KANSAS CITY, Mo. — Make that five straight and 13 of 16 as the Royals’ train kept rolling Friday night with a tense, 4-2 victory over the San Francisco Giants.
Closer Greg Holland, who notched his 100th career save, put it simply: "It was like a playoff atmosphere out there."
Indeed, the Royals battled one of the best teams in baseball in recent years, and squeezed out an important win. Kansas City remained in the lead for the second wild-card spot, and stayed within 2 1/2 games of first-place Detroit in the Central.
Starter Jason Vargas wobbled through five innings, but then skipper Ned Yost turned it over to his shutdown bullpen in a 2-2 tie, waiting for his offense to gear up again and take the lead.
Jason Frasor got the win, tossing a 1-2-3 sixth. Then it was the familiar trio of Kelvin Herrera, Wade Davis and Holland to close it out after Billy Butler’s RBI single in the sixth put the Royals ahead.
"My whole mindset was to just get Vargy through five innings," Yost said. "And I liked my matchups after that."
Davis allowed two men on in the eighth, but got a strikeout and a double-play ball to wiggle out of it. Yost said he was never worried.
"When you’re that good you’re not always going to have 1-2-3 innings," Yost said, "but you can work out of jams."
Holland set the Giants down in a perfect ninth. Asked what his 100th career save meant, Holland said, "It means we won."
— Nori’s cannon. Nori Aoki became just the third outfielder in Royals history to record two outfield assists in the same inning, and the first in over 40 years. Amos Otis was the last Royal to do it — in 1970. Bob Oliver did it in 1969, the first year of existence for the Royals.

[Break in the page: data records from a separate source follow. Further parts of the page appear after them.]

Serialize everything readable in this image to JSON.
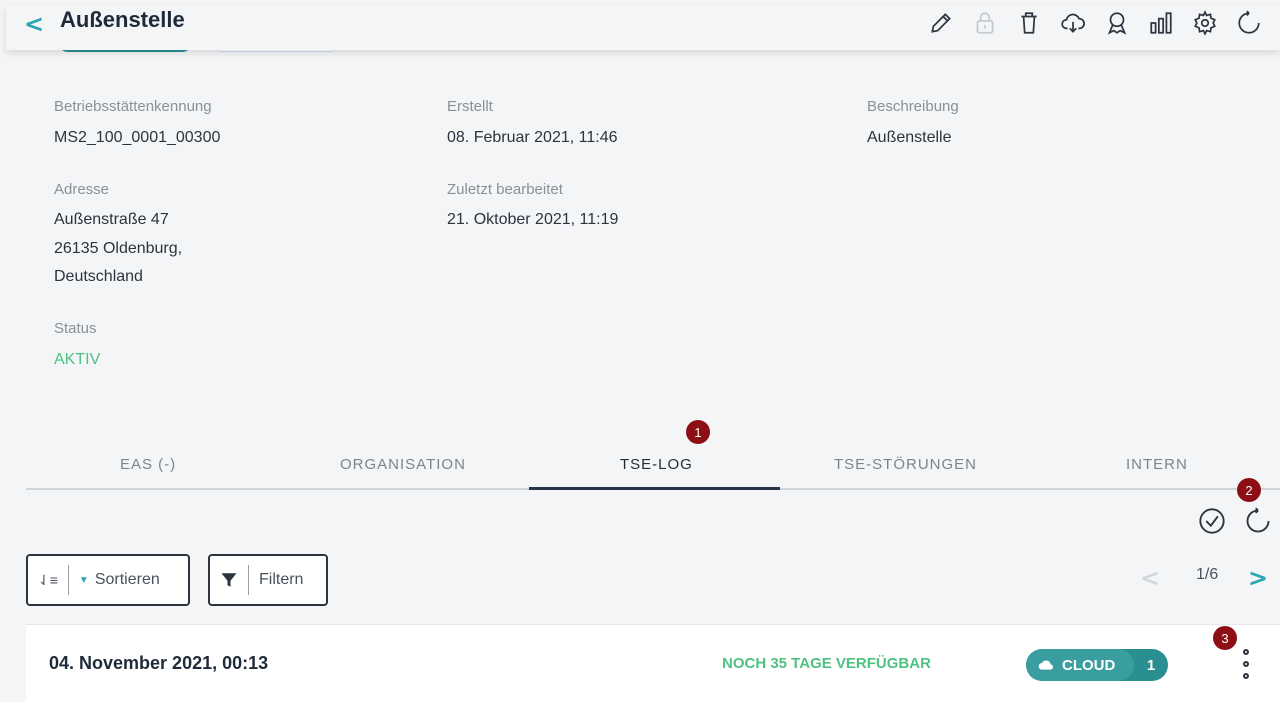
{
  "header": {
    "back_label": "<",
    "title": "Außenstelle"
  },
  "icons": {
    "edit": "pencil-icon",
    "lock": "lock-icon",
    "delete": "trash-icon",
    "download": "cloud-download-icon",
    "certificate": "award-icon",
    "stats": "bar-chart-icon",
    "settings": "gear-icon",
    "refresh": "refresh-icon"
  },
  "details": {
    "betriebsstaette_label": "Betriebsstättenkennung",
    "betriebsstaette_value": "MS2_100_0001_00300",
    "erstellt_label": "Erstellt",
    "erstellt_value": "08. Februar 2021, 11:46",
    "beschreibung_label": "Beschreibung",
    "beschreibung_value": "Außenstelle",
    "adresse_label": "Adresse",
    "adresse_line1": "Außenstraße 47",
    "adresse_line2": "26135  Oldenburg,",
    "adresse_line3": "Deutschland",
    "zuletzt_label": "Zuletzt bearbeitet",
    "zuletzt_value": "21. Oktober 2021, 11:19",
    "status_label": "Status",
    "status_value": "AKTIV"
  },
  "tabs": [
    "EAS (-)",
    "ORGANISATION",
    "TSE-LOG",
    "TSE-STÖRUNGEN",
    "INTERN"
  ],
  "active_tab": "TSE-LOG",
  "badges": [
    "1",
    "2",
    "3"
  ],
  "controls": {
    "sort_label": "Sortieren",
    "filter_label": "Filtern"
  },
  "pagination": {
    "page": "1/6",
    "prev": "<",
    "next": ">"
  },
  "record": {
    "date": "04. November 2021, 00:13",
    "availability": "NOCH 35 TAGE VERFÜGBAR",
    "storage": "CLOUD",
    "count": "1"
  },
  "colors": {
    "accent": "#2aa7b2",
    "active_green": "#4fc282",
    "pill": "#3a9ea1",
    "badge": "#8b0f14"
  }
}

Aoki’s first assist in the third inning came when the Giants’ Hunter Pence raced from first to third on a single. Pence beat Aoki’s strong throw and was ruled safe. The Royals thought Pence bounced off the bag after Mike Moustakas’ tag, and thus challenged. The Royals won the challenge and Aoki got his first assist.
"That was really a huge play of the game," Yost said.
Later in the inning, Aoki threw out Joaquin Arias at the plate as Arias tried to score from second on a single. It was another tremendous throw that kept the Giants from taking a 3-2 lead at the time.
— Billy bomb. Butler’s last three homers at The K have landed in almost the identical spot in the seats just below the Royals Hall of Fame in left field — well over 400 feet from home plate. Butler’s two-run blast in the first measured 422 feet.
"I’m just getting good results now," Butler said. "I was having good at-bats early in the year and not getting good results. But over the course of a season, you expect to have things sort of even out."
Butler also came through in the big two-run sixth. With runners on first and third, he sliced a ground single through the right side, giving the Royals a 3-2 lead.
"I was just trying to get the ball in play," he said. "I had two strikes on me and I just wanted to put it fair somewhere."
— Gordon’s tack-on RBI. Yost talks constantly about tack-on runs, and after Butler’s RBI single, Alex Gordon came through against tough left-hander Madison Bumgarner by going with a slider and slicing it into the left-field corner to score Sal Perez. That made it 4-2. Nice piece of hitting.
— Vargy did not pitch a great game. Moose couldn’t use his famous quote after this one — Vargas did not have great command and left after just five innings, having heaved 101 pitches toward the plate. The Giants didn’t exactly hit him hard — many of the hits were seeing-eye grounders and soft liners. And to Vargas’ credit, he did battle to keep the Giants to just two runs.
"He’s not been real sharp," Yost said, "but they really didn’t hit that many balls hard."
— Royals’ rockets get caught. For the first few innings, it seemed like the Royals were in for a bad-luck night. As the Giants kept bleeding soft hits all over the place, the Royals kept ripping line drives right at defenders. Perez hit two rockets — one right to the third baseman and one straight to the left fielder. Erik Kratz smoked a liner directly at the right fielder. Alcides Escobar lined hard to short. And Moustakas lined hard on one-hopper right at the second baseman, who was playing in short right field.
— Billy’s legs. OK, it’s a little tough to get on Butler after he slammed a two-run homer in the first and delivered the go-ahead RBI in the sixth, so we won’t. But we will point out that Billy got cut down going from first to third on Gordon’s slicing liner into the left-field corner that got away from Juan Perez. To be fair, Butler had to hold up between first and second on the ball, thinking it might be caught. Then he had to start up again when he saw it drop. And he doesn’t get paid for his wheels.